Show HN: Program that reads for you: free online Summarizer - jennypolnir
http://esapi.intellexer.com/Summarizer
======
mswen
I ran a named entity extractor on the following URL

[http://computationalimagination.com/article_empirical_questi...](http://computationalimagination.com/article_empirical_question.php)

The opening of this article has several entities that are easy for a human to
parse out and the Summarizer did OK but still well behind a human.

"That's an empirical question! I was walking down Church Street toward Coffman
Union on the U of Minnesota campus, shooting the breeze and arguing with a
fellow grad student when I first heard those words from Bill. Bill [William D.
Wells] had recently been lured out of semi-retirement from the advertising
agency DDB Needham and back into academia."

Intellexer missed the common U as a sign for University particularly when
followed by "of" and either another capital letter such as "U of M" or as in
the case above "U of Minnesota" the name of a place.
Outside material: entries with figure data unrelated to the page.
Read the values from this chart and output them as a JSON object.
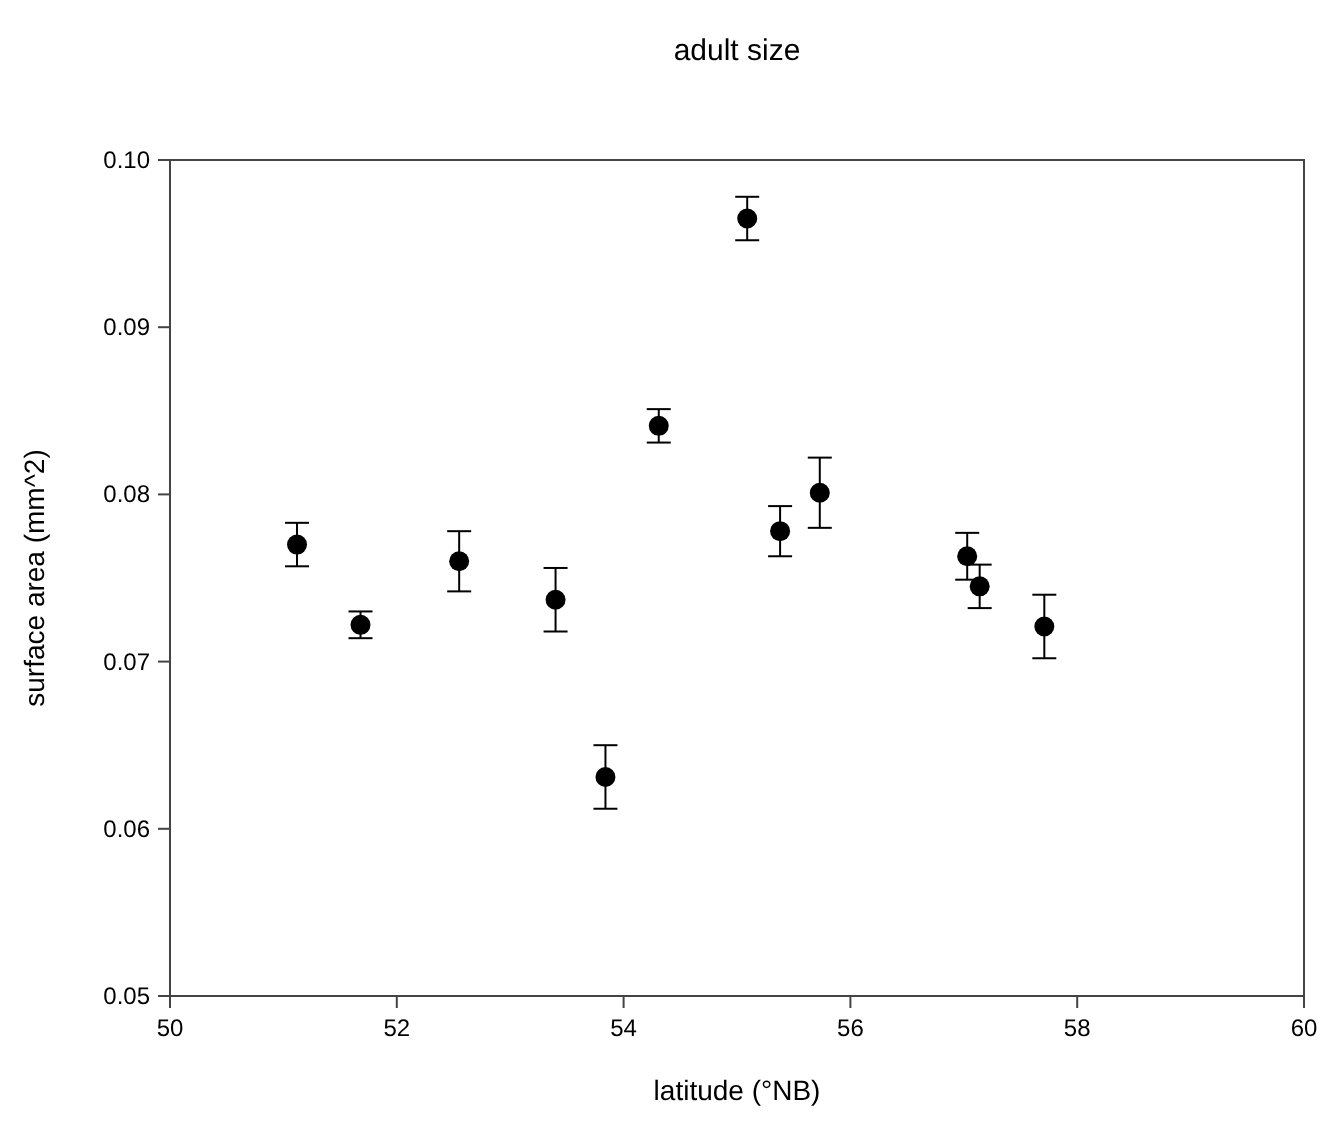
{
  "chart_data": {
    "type": "scatter",
    "title": "adult size",
    "xlabel": "latitude (°NB)",
    "ylabel": "surface area (mm^2)",
    "x": [
      51.12,
      51.68,
      52.55,
      53.4,
      53.84,
      54.31,
      55.09,
      55.38,
      55.73,
      57.03,
      57.14,
      57.71
    ],
    "values": [
      0.077,
      0.0722,
      0.076,
      0.0737,
      0.0631,
      0.0841,
      0.0965,
      0.0778,
      0.0801,
      0.0763,
      0.0745,
      0.0721
    ],
    "errors": [
      0.0013,
      0.0008,
      0.0018,
      0.0019,
      0.0019,
      0.001,
      0.0013,
      0.0015,
      0.0021,
      0.0014,
      0.0013,
      0.0019
    ],
    "color": "#000000",
    "marker": "circle",
    "xlim": [
      50,
      60
    ],
    "xticks": [
      50,
      52,
      54,
      56,
      58,
      60
    ],
    "ylim": [
      0.05,
      0.1
    ],
    "yticks": [
      0.05,
      0.06,
      0.07,
      0.08,
      0.09,
      {
        "value": 0.1,
        "label": "0.10"
      }
    ],
    "grid": false
  }
}
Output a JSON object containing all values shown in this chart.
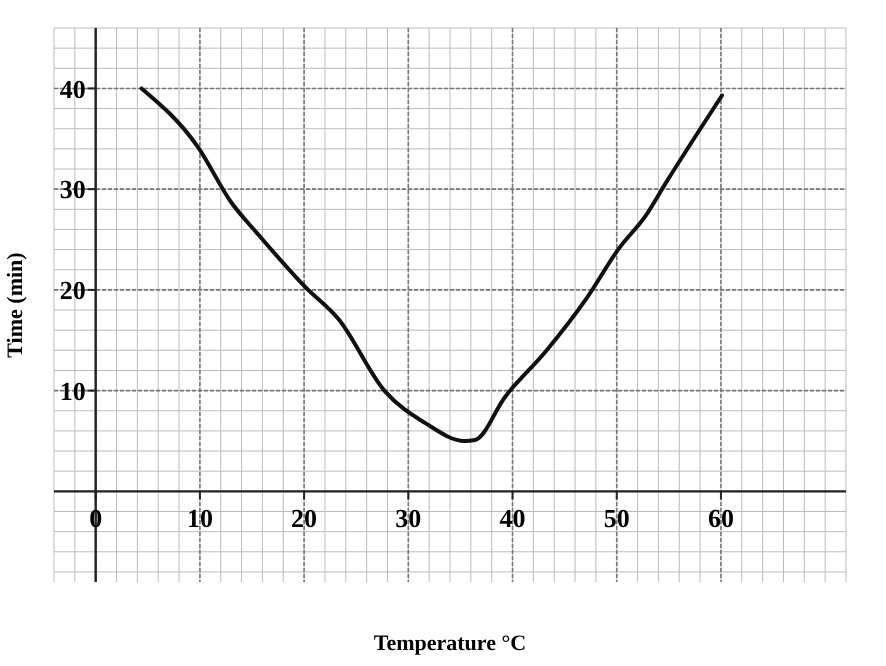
{
  "chart_data": {
    "type": "line",
    "xlabel": "Temperature °C",
    "ylabel": "Time (min)",
    "xlim": [
      -4,
      72
    ],
    "ylim": [
      -9,
      46
    ],
    "xticks": [
      0,
      10,
      20,
      30,
      40,
      50,
      60
    ],
    "yticks": [
      10,
      20,
      30,
      40
    ],
    "grid": true,
    "marker": "none",
    "line_style": "solid",
    "series": [
      {
        "color": "#111111",
        "x": [
          4.4,
          9.8,
          13,
          15.6,
          20.1,
          23.3,
          27.7,
          31.6,
          35.4,
          36.4,
          39.3,
          43.2,
          47,
          50.2,
          52.8,
          54.7,
          60.1
        ],
        "values": [
          40,
          34.2,
          28.7,
          25.5,
          20.3,
          17.1,
          10,
          6.8,
          5,
          5.1,
          9.4,
          13.9,
          19,
          24.1,
          27.4,
          30.6,
          39.3
        ]
      }
    ]
  }
}
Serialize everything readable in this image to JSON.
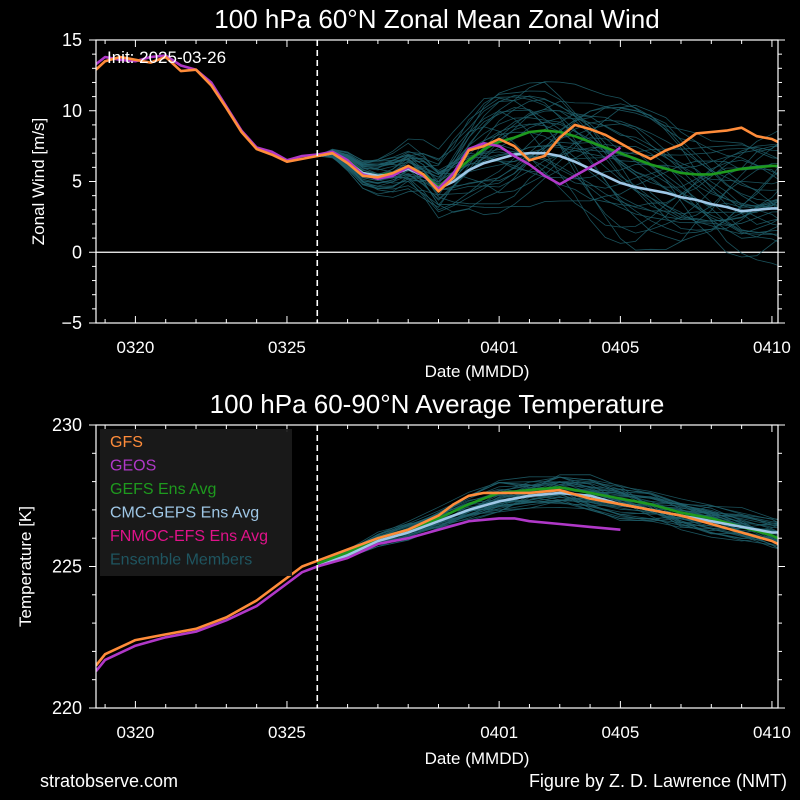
{
  "footer": {
    "left": "stratobserve.com",
    "right": "Figure by Z. D. Lawrence (NMT)"
  },
  "chart_data": [
    {
      "type": "line",
      "title": "100 hPa  60°N   Zonal Mean Zonal Wind",
      "xlabel": "Date (MMDD)",
      "ylabel": "Zonal  Wind   [m/s]",
      "annotation": "Init: 2025-03-26",
      "init_day": 26,
      "xlim": [
        18.7,
        41.2
      ],
      "ylim": [
        -5,
        15
      ],
      "ytick_values": [
        -5,
        0,
        5,
        10,
        15
      ],
      "ytick_labels": [
        "−5",
        "0",
        "5",
        "10",
        "15"
      ],
      "xtick_days": [
        20,
        25,
        32,
        36,
        41
      ],
      "xtick_labels": [
        "0320",
        "0325",
        "0401",
        "0405",
        "0410"
      ],
      "zero_line": true,
      "legend": null,
      "series": [
        {
          "name": "GFS",
          "color": "#ff8c3a",
          "x": [
            18.7,
            19,
            19.5,
            20,
            20.5,
            21,
            21.5,
            22,
            22.5,
            23,
            23.5,
            24,
            24.5,
            25,
            25.5,
            26,
            26.5,
            27,
            27.5,
            28,
            28.5,
            29,
            29.5,
            30,
            30.5,
            31,
            31.5,
            32,
            32.5,
            33,
            33.5,
            34,
            34.5,
            35,
            35.5,
            36,
            36.5,
            37,
            37.5,
            38,
            38.5,
            39,
            39.5,
            40,
            40.5,
            41,
            41.2
          ],
          "y": [
            12.9,
            13.5,
            13.8,
            13.6,
            13.4,
            13.8,
            12.8,
            12.9,
            11.8,
            10.2,
            8.5,
            7.3,
            6.9,
            6.4,
            6.6,
            6.8,
            7.0,
            6.3,
            5.4,
            5.3,
            5.6,
            6.1,
            5.5,
            4.3,
            5.3,
            7.2,
            7.5,
            8.0,
            7.5,
            6.5,
            6.8,
            8.1,
            9.0,
            8.7,
            8.3,
            7.7,
            7.1,
            6.6,
            7.2,
            7.6,
            8.4,
            8.5,
            8.6,
            8.8,
            8.2,
            8.0,
            7.8
          ]
        },
        {
          "name": "GEOS",
          "color": "#b038c8",
          "x": [
            18.7,
            19,
            19.5,
            20,
            20.5,
            21,
            21.5,
            22,
            22.5,
            23,
            23.5,
            24,
            24.5,
            25,
            25.5,
            26,
            26.5,
            27,
            27.5,
            28,
            28.5,
            29,
            29.5,
            30,
            30.5,
            31,
            31.5,
            32,
            32.5,
            33,
            33.5,
            34,
            34.5,
            35,
            35.5,
            36
          ],
          "y": [
            13.3,
            13.8,
            13.6,
            13.5,
            13.8,
            13.9,
            13.2,
            12.9,
            12.0,
            10.3,
            8.6,
            7.4,
            7.1,
            6.5,
            6.8,
            6.9,
            7.1,
            6.5,
            5.5,
            5.2,
            5.4,
            6.0,
            5.4,
            4.5,
            5.6,
            7.3,
            7.7,
            7.5,
            6.8,
            6.2,
            5.4,
            4.8,
            5.4,
            6.0,
            6.6,
            7.4
          ]
        },
        {
          "name": "GEFS Ens Avg",
          "color": "#1e9a1e",
          "x": [
            26,
            26.5,
            27,
            27.5,
            28,
            28.5,
            29,
            29.5,
            30,
            30.5,
            31,
            31.5,
            32,
            32.5,
            33,
            33.5,
            34,
            34.5,
            35,
            35.5,
            36,
            36.5,
            37,
            37.5,
            38,
            38.5,
            39,
            39.5,
            40,
            40.5,
            41,
            41.2
          ],
          "y": [
            6.8,
            7.0,
            6.5,
            5.6,
            5.4,
            5.6,
            6.0,
            5.5,
            4.6,
            5.6,
            6.5,
            7.3,
            7.8,
            8.1,
            8.5,
            8.6,
            8.5,
            8.2,
            7.8,
            7.4,
            7.0,
            6.6,
            6.2,
            5.9,
            5.6,
            5.5,
            5.5,
            5.7,
            5.9,
            6.0,
            6.1,
            6.1
          ]
        },
        {
          "name": "CMC-GEPS Ens Avg",
          "color": "#9fc7e6",
          "x": [
            26,
            26.5,
            27,
            27.5,
            28,
            28.5,
            29,
            29.5,
            30,
            30.5,
            31,
            31.5,
            32,
            32.5,
            33,
            33.5,
            34,
            34.5,
            35,
            35.5,
            36,
            36.5,
            37,
            37.5,
            38,
            38.5,
            39,
            39.5,
            40,
            40.5,
            41,
            41.2
          ],
          "y": [
            6.8,
            7.0,
            6.4,
            5.6,
            5.4,
            5.5,
            5.9,
            5.4,
            4.5,
            5.0,
            5.8,
            6.3,
            6.6,
            6.9,
            7.0,
            7.0,
            6.8,
            6.4,
            5.9,
            5.4,
            4.9,
            4.6,
            4.4,
            4.2,
            3.9,
            3.7,
            3.4,
            3.2,
            2.9,
            3.0,
            3.1,
            3.1
          ]
        }
      ]
    },
    {
      "type": "line",
      "title": "100 hPa  60-90°N Average Temperature",
      "xlabel": "Date (MMDD)",
      "ylabel": "Temperature  [K]",
      "init_day": 26,
      "xlim": [
        18.7,
        41.2
      ],
      "ylim": [
        220,
        230
      ],
      "ytick_values": [
        220,
        225,
        230
      ],
      "ytick_labels": [
        "220",
        "225",
        "230"
      ],
      "xtick_days": [
        20,
        25,
        32,
        36,
        41
      ],
      "xtick_labels": [
        "0320",
        "0325",
        "0401",
        "0405",
        "0410"
      ],
      "legend": {
        "placement": "upper-left",
        "entries": [
          {
            "label": "GFS",
            "color": "#ff8c3a"
          },
          {
            "label": "GEOS",
            "color": "#b038c8"
          },
          {
            "label": "GEFS Ens Avg",
            "color": "#1e9a1e"
          },
          {
            "label": "CMC-GEPS Ens Avg",
            "color": "#9fc7e6"
          },
          {
            "label": "FNMOC-EFS Ens Avg",
            "color": "#e0128a"
          },
          {
            "label": "Ensemble Members",
            "color": "#1f5560"
          }
        ]
      },
      "series": [
        {
          "name": "GFS",
          "color": "#ff8c3a",
          "x": [
            18.7,
            19,
            20,
            21,
            22,
            23,
            24,
            25,
            25.5,
            26,
            27,
            28,
            29,
            30,
            30.5,
            31,
            31.5,
            32,
            33,
            34,
            35,
            36,
            37,
            38,
            39,
            40,
            41,
            41.2
          ],
          "y": [
            221.5,
            221.9,
            222.4,
            222.6,
            222.8,
            223.2,
            223.8,
            224.6,
            225.0,
            225.2,
            225.6,
            226.0,
            226.3,
            226.8,
            227.2,
            227.5,
            227.6,
            227.6,
            227.6,
            227.7,
            227.4,
            227.2,
            227.0,
            226.8,
            226.5,
            226.2,
            225.9,
            225.8
          ]
        },
        {
          "name": "GEOS",
          "color": "#b038c8",
          "x": [
            18.7,
            19,
            20,
            21,
            22,
            23,
            24,
            25,
            25.5,
            26,
            27,
            28,
            29,
            30,
            31,
            32,
            32.5,
            33,
            34,
            35,
            36
          ],
          "y": [
            221.3,
            221.7,
            222.2,
            222.5,
            222.7,
            223.1,
            223.6,
            224.4,
            224.8,
            225.0,
            225.3,
            225.8,
            226.0,
            226.3,
            226.6,
            226.7,
            226.7,
            226.6,
            226.5,
            226.4,
            226.3
          ]
        },
        {
          "name": "GEFS Ens Avg",
          "color": "#1e9a1e",
          "x": [
            26,
            27,
            28,
            29,
            30,
            31,
            32,
            33,
            34,
            35,
            36,
            37,
            38,
            39,
            40,
            41,
            41.2
          ],
          "y": [
            225.1,
            225.5,
            226.0,
            226.3,
            226.7,
            227.2,
            227.6,
            227.7,
            227.8,
            227.6,
            227.4,
            227.2,
            226.9,
            226.7,
            226.4,
            226.1,
            226.0
          ]
        },
        {
          "name": "CMC-GEPS Ens Avg",
          "color": "#9fc7e6",
          "x": [
            26,
            27,
            28,
            29,
            30,
            31,
            32,
            33,
            34,
            35,
            36,
            37,
            38,
            39,
            40,
            41,
            41.2
          ],
          "y": [
            225.0,
            225.4,
            225.9,
            226.2,
            226.6,
            227.0,
            227.3,
            227.5,
            227.6,
            227.5,
            227.2,
            227.0,
            226.8,
            226.6,
            226.4,
            226.2,
            226.2
          ]
        }
      ]
    }
  ]
}
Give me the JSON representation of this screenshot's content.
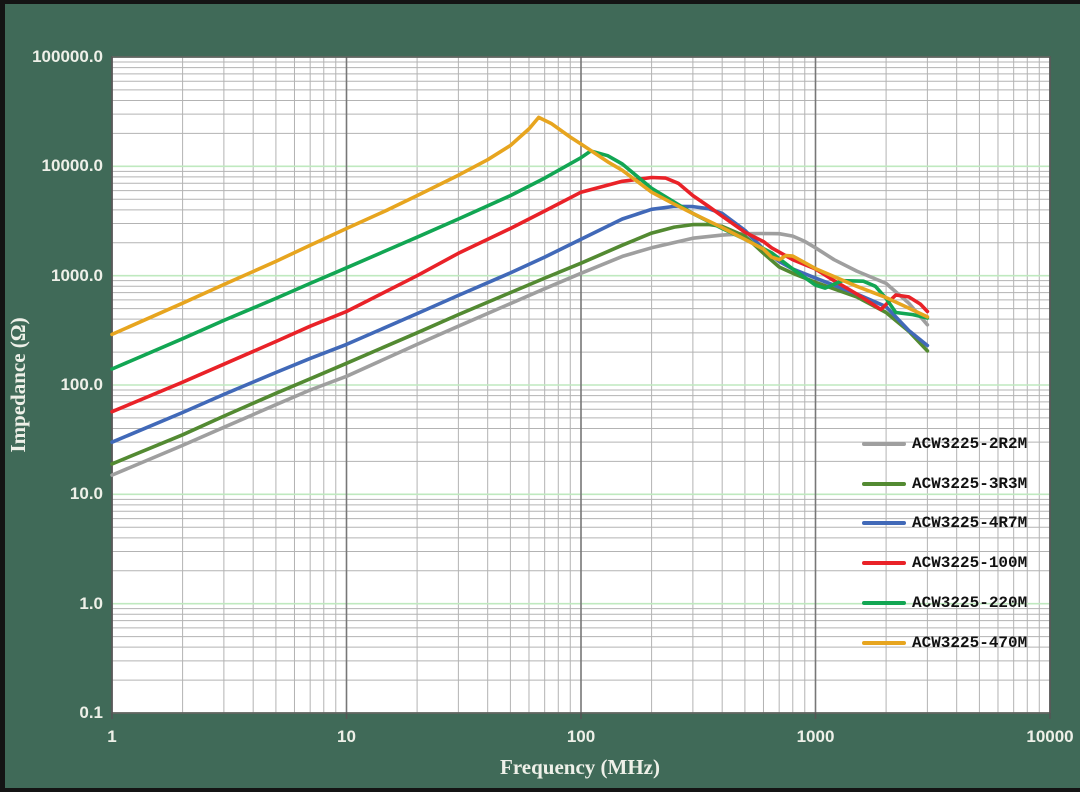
{
  "colors": {
    "background": "#406a58",
    "frame": "#141414",
    "plot_background": "#ffffff",
    "plot_border": "#555555",
    "grid_minor": "#b3b3b3",
    "grid_major_vertical": "#777777",
    "grid_major_horizontal": "#bfe9bf",
    "tick_label": "#eef0e8",
    "axis_title": "#eef0e8",
    "legend_text": "#111111"
  },
  "chart_data": {
    "type": "line",
    "title": "",
    "xlabel": "Frequency (MHz)",
    "ylabel": "Impedance (Ω)",
    "x_scale": "log",
    "y_scale": "log",
    "xlim": [
      1,
      10000
    ],
    "ylim": [
      0.1,
      100000
    ],
    "grid": true,
    "legend_position": "inside-right",
    "x_ticks": {
      "values": [
        1,
        10,
        100,
        1000,
        10000
      ],
      "labels": [
        "1",
        "10",
        "100",
        "1000",
        "10000"
      ]
    },
    "y_ticks": {
      "values": [
        100000,
        10000,
        1000,
        100,
        10,
        1,
        0.1
      ],
      "labels": [
        "100000.0",
        "10000.0",
        "1000.0",
        "100.0",
        "10.0",
        "1.0",
        "0.1"
      ]
    },
    "series": [
      {
        "name": "ACW3225-2R2M",
        "color": "#9f9f9f",
        "points": [
          [
            1,
            15
          ],
          [
            2,
            28
          ],
          [
            3,
            41
          ],
          [
            5,
            66
          ],
          [
            7,
            90
          ],
          [
            10,
            120
          ],
          [
            20,
            235
          ],
          [
            30,
            345
          ],
          [
            50,
            555
          ],
          [
            70,
            760
          ],
          [
            100,
            1050
          ],
          [
            150,
            1500
          ],
          [
            200,
            1800
          ],
          [
            300,
            2200
          ],
          [
            400,
            2350
          ],
          [
            500,
            2420
          ],
          [
            600,
            2430
          ],
          [
            700,
            2420
          ],
          [
            800,
            2300
          ],
          [
            900,
            2060
          ],
          [
            1000,
            1800
          ],
          [
            1200,
            1400
          ],
          [
            1500,
            1100
          ],
          [
            2000,
            850
          ],
          [
            2500,
            560
          ],
          [
            3000,
            355
          ]
        ]
      },
      {
        "name": "ACW3225-3R3M",
        "color": "#538a32",
        "points": [
          [
            1,
            19
          ],
          [
            2,
            35
          ],
          [
            3,
            52
          ],
          [
            5,
            84
          ],
          [
            7,
            114
          ],
          [
            10,
            158
          ],
          [
            20,
            300
          ],
          [
            30,
            440
          ],
          [
            50,
            700
          ],
          [
            70,
            950
          ],
          [
            100,
            1300
          ],
          [
            150,
            1900
          ],
          [
            200,
            2450
          ],
          [
            250,
            2780
          ],
          [
            300,
            2930
          ],
          [
            350,
            2940
          ],
          [
            400,
            2820
          ],
          [
            500,
            2300
          ],
          [
            600,
            1600
          ],
          [
            700,
            1200
          ],
          [
            800,
            1050
          ],
          [
            1000,
            870
          ],
          [
            1500,
            640
          ],
          [
            2000,
            460
          ],
          [
            2500,
            310
          ],
          [
            3000,
            205
          ]
        ]
      },
      {
        "name": "ACW3225-4R7M",
        "color": "#4169b8",
        "points": [
          [
            1,
            30
          ],
          [
            2,
            56
          ],
          [
            3,
            82
          ],
          [
            5,
            130
          ],
          [
            7,
            175
          ],
          [
            10,
            235
          ],
          [
            20,
            450
          ],
          [
            30,
            660
          ],
          [
            50,
            1060
          ],
          [
            70,
            1480
          ],
          [
            100,
            2150
          ],
          [
            150,
            3300
          ],
          [
            200,
            4050
          ],
          [
            250,
            4300
          ],
          [
            300,
            4280
          ],
          [
            350,
            4100
          ],
          [
            400,
            3700
          ],
          [
            500,
            2600
          ],
          [
            600,
            1750
          ],
          [
            700,
            1350
          ],
          [
            800,
            1150
          ],
          [
            1000,
            950
          ],
          [
            1500,
            680
          ],
          [
            2000,
            520
          ],
          [
            2500,
            315
          ],
          [
            3000,
            230
          ]
        ]
      },
      {
        "name": "ACW3225-100M",
        "color": "#e92228",
        "points": [
          [
            1,
            57
          ],
          [
            2,
            106
          ],
          [
            3,
            155
          ],
          [
            5,
            250
          ],
          [
            7,
            345
          ],
          [
            10,
            470
          ],
          [
            20,
            1000
          ],
          [
            30,
            1600
          ],
          [
            50,
            2700
          ],
          [
            70,
            3900
          ],
          [
            100,
            5800
          ],
          [
            150,
            7300
          ],
          [
            200,
            7900
          ],
          [
            230,
            7800
          ],
          [
            260,
            7000
          ],
          [
            300,
            5400
          ],
          [
            350,
            4300
          ],
          [
            400,
            3500
          ],
          [
            500,
            2500
          ],
          [
            600,
            2050
          ],
          [
            650,
            1800
          ],
          [
            800,
            1400
          ],
          [
            1000,
            1150
          ],
          [
            1200,
            900
          ],
          [
            1500,
            680
          ],
          [
            1900,
            490
          ],
          [
            2200,
            665
          ],
          [
            2500,
            640
          ],
          [
            2800,
            550
          ],
          [
            3000,
            470
          ]
        ]
      },
      {
        "name": "ACW3225-220M",
        "color": "#12a653",
        "points": [
          [
            1,
            140
          ],
          [
            2,
            265
          ],
          [
            3,
            390
          ],
          [
            5,
            620
          ],
          [
            7,
            850
          ],
          [
            10,
            1180
          ],
          [
            20,
            2250
          ],
          [
            30,
            3300
          ],
          [
            50,
            5400
          ],
          [
            70,
            7800
          ],
          [
            100,
            12000
          ],
          [
            110,
            13800
          ],
          [
            130,
            12500
          ],
          [
            150,
            10500
          ],
          [
            200,
            6300
          ],
          [
            250,
            4700
          ],
          [
            300,
            3700
          ],
          [
            400,
            2700
          ],
          [
            500,
            2150
          ],
          [
            650,
            1620
          ],
          [
            800,
            1150
          ],
          [
            1000,
            820
          ],
          [
            1100,
            770
          ],
          [
            1300,
            900
          ],
          [
            1600,
            890
          ],
          [
            1800,
            800
          ],
          [
            2000,
            620
          ],
          [
            2200,
            460
          ],
          [
            2600,
            440
          ],
          [
            3000,
            410
          ]
        ]
      },
      {
        "name": "ACW3225-470M",
        "color": "#e7a51f",
        "points": [
          [
            1,
            290
          ],
          [
            2,
            560
          ],
          [
            3,
            830
          ],
          [
            5,
            1350
          ],
          [
            7,
            1900
          ],
          [
            10,
            2700
          ],
          [
            15,
            4000
          ],
          [
            20,
            5400
          ],
          [
            30,
            8300
          ],
          [
            40,
            11500
          ],
          [
            50,
            15500
          ],
          [
            60,
            22000
          ],
          [
            66,
            28000
          ],
          [
            75,
            24500
          ],
          [
            90,
            18500
          ],
          [
            100,
            16000
          ],
          [
            130,
            11000
          ],
          [
            150,
            9200
          ],
          [
            200,
            5800
          ],
          [
            250,
            4500
          ],
          [
            300,
            3700
          ],
          [
            400,
            2750
          ],
          [
            500,
            2150
          ],
          [
            600,
            1750
          ],
          [
            650,
            1480
          ],
          [
            700,
            1400
          ],
          [
            750,
            1530
          ],
          [
            800,
            1510
          ],
          [
            1000,
            1160
          ],
          [
            1500,
            800
          ],
          [
            2000,
            630
          ],
          [
            2500,
            505
          ],
          [
            3000,
            420
          ]
        ]
      }
    ]
  }
}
It did capture Coffman Union, Minnesota and Church Street as locations. Which
is technically correct but because it didn't recognized U of Minnesota campus
as a broader location it cannot place Coffman Union and Church Street as sub
locations within a larger entity.

The "Clusterizer" identified some reasonable clusters, really more like a list
of important key words.

The "Summarizer" which seems to just try to find the best summary sentences
from within the text and present them was a very mixed bag. Of the 10
sentences it picked 6 were good and 4 were clear misses in terms of picking
out good summary sentences.

Overall not bad. But also not surprisingly good. For comparison - I used this
same article as a test of the IBM Watson NLP API for entity extraction a few
months ago and Intellexer did a little bit better.